Still, the CFPB confirmed other regulations originally laid out by the Federal Reserve by essentially continuing a prohibition on loan-term based and dual-source compensation, K&L Gates said in a client advisory on the CFPB’s final originator compensation rule.

But there are still a few key points originators need to keep in mind – one of the most significant being how to determine who is a loan originator based on the CFPB’s definition.

On this issue, K&L Gates warns the final rule expands upon the types of activities that could allow someone to fit within the definition of a loan originator since the final rule includes functions that may seem administrative at first.

Though the final rule exempts persons who perform ‘purely administrative tasks,’ K&L Gates says “even typing an applicant’s information into an application apparently plays an important enough role in the origination process that it should be subject to the requirements the Dodd-Frank Act establishes with respect to loan originators.”

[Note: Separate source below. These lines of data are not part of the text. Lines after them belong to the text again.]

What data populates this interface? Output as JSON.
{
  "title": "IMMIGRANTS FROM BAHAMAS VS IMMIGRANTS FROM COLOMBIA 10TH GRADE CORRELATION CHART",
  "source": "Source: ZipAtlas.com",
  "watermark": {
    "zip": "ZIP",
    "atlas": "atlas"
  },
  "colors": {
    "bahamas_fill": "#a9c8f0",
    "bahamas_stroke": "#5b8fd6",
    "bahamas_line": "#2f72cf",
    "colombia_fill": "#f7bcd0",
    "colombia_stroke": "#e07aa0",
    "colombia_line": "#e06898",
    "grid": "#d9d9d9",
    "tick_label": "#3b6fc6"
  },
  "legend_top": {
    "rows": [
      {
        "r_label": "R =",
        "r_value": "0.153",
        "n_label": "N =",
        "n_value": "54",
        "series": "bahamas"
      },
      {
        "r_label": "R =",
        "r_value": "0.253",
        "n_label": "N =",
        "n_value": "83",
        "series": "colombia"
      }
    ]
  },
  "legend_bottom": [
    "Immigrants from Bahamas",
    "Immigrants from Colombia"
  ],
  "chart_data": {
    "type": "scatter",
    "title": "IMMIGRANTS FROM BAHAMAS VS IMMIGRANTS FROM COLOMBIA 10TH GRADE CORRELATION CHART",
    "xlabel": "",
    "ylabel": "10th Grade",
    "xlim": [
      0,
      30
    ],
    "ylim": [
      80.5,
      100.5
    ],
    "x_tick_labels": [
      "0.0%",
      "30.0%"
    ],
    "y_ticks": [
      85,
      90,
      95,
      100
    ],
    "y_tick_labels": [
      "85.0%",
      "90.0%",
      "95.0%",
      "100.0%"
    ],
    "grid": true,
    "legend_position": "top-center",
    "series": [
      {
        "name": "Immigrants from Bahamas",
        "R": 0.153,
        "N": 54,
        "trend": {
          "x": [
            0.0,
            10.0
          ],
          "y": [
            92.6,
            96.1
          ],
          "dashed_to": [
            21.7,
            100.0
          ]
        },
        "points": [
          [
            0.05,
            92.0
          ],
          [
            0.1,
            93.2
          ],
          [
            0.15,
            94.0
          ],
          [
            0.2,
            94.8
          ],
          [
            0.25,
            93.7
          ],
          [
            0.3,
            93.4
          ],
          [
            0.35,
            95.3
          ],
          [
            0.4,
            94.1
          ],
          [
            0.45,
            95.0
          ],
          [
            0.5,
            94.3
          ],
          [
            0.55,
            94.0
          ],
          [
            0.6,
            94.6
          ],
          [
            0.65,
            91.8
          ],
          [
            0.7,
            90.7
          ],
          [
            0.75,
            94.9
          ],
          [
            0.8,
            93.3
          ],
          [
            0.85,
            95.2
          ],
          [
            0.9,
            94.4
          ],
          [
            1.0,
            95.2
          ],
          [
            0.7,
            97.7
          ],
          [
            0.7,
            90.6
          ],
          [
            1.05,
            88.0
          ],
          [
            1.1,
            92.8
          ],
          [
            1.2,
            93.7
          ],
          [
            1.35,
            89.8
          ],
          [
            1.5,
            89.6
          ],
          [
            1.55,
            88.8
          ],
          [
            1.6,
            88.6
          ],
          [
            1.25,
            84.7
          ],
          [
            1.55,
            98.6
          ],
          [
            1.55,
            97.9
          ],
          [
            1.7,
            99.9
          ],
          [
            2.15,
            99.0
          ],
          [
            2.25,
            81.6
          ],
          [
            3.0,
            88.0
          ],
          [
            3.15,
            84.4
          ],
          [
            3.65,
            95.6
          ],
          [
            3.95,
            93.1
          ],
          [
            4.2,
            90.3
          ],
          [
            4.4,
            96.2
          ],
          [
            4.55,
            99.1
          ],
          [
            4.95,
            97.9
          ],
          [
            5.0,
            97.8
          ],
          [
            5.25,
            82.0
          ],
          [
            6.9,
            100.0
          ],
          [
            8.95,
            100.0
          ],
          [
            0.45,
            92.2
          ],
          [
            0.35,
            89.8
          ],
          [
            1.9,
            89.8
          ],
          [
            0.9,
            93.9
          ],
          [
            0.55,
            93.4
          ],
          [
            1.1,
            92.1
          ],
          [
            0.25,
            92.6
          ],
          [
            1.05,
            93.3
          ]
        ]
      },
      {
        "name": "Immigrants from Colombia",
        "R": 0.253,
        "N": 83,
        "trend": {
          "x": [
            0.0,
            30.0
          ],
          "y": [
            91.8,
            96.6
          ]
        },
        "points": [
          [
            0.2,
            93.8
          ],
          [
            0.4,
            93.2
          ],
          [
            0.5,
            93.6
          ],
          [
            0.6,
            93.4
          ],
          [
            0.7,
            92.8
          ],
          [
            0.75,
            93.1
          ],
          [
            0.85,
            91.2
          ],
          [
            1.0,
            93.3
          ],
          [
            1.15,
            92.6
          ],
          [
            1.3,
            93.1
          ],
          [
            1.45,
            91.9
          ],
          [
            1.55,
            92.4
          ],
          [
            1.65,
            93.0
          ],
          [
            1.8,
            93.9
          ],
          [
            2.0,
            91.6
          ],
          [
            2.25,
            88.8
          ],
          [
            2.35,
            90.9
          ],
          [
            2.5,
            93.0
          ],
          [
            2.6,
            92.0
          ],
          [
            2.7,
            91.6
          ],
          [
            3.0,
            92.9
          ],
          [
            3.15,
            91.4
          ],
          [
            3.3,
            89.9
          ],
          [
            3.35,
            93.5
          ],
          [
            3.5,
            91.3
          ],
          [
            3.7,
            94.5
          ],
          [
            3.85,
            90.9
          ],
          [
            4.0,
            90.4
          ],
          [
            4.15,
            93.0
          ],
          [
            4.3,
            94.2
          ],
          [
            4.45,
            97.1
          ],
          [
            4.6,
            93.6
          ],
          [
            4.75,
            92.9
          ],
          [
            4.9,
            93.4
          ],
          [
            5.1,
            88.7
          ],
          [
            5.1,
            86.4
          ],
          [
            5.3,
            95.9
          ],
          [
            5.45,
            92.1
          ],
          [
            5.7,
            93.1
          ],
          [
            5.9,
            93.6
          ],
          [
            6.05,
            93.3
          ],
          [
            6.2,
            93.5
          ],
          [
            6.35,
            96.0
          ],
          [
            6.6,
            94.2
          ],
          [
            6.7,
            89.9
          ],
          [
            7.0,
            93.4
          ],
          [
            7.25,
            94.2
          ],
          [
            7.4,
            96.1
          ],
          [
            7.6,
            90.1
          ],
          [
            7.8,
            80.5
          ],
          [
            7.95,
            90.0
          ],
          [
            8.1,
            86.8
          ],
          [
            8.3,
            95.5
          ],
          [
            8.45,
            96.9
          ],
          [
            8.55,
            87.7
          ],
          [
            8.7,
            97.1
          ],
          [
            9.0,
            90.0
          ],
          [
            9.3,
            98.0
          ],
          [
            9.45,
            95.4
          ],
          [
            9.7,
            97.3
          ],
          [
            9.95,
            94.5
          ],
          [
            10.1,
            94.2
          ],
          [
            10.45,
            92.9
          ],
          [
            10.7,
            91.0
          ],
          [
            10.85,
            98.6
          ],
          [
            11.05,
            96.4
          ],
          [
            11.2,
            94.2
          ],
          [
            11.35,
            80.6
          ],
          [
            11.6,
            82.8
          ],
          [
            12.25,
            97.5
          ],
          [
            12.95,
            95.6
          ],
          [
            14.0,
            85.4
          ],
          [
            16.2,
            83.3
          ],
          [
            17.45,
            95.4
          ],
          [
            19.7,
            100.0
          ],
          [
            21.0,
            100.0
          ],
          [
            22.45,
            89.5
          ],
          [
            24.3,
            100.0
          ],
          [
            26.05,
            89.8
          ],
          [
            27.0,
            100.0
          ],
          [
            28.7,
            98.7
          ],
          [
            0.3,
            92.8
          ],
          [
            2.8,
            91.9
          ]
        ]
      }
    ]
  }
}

(You can read more about the rule here).

As far as restricting loan officer compensation, K&L Gates says the two anti-steering provisions in the existing rule resurfaced in the CFPB’s final outline.

Essentially, the rule prohibits compensation based on a term of a transaction other than the loan amount and prohibits dual-compensation schemes in which the loan originator is paid by a borrower and another person, typically a creditor.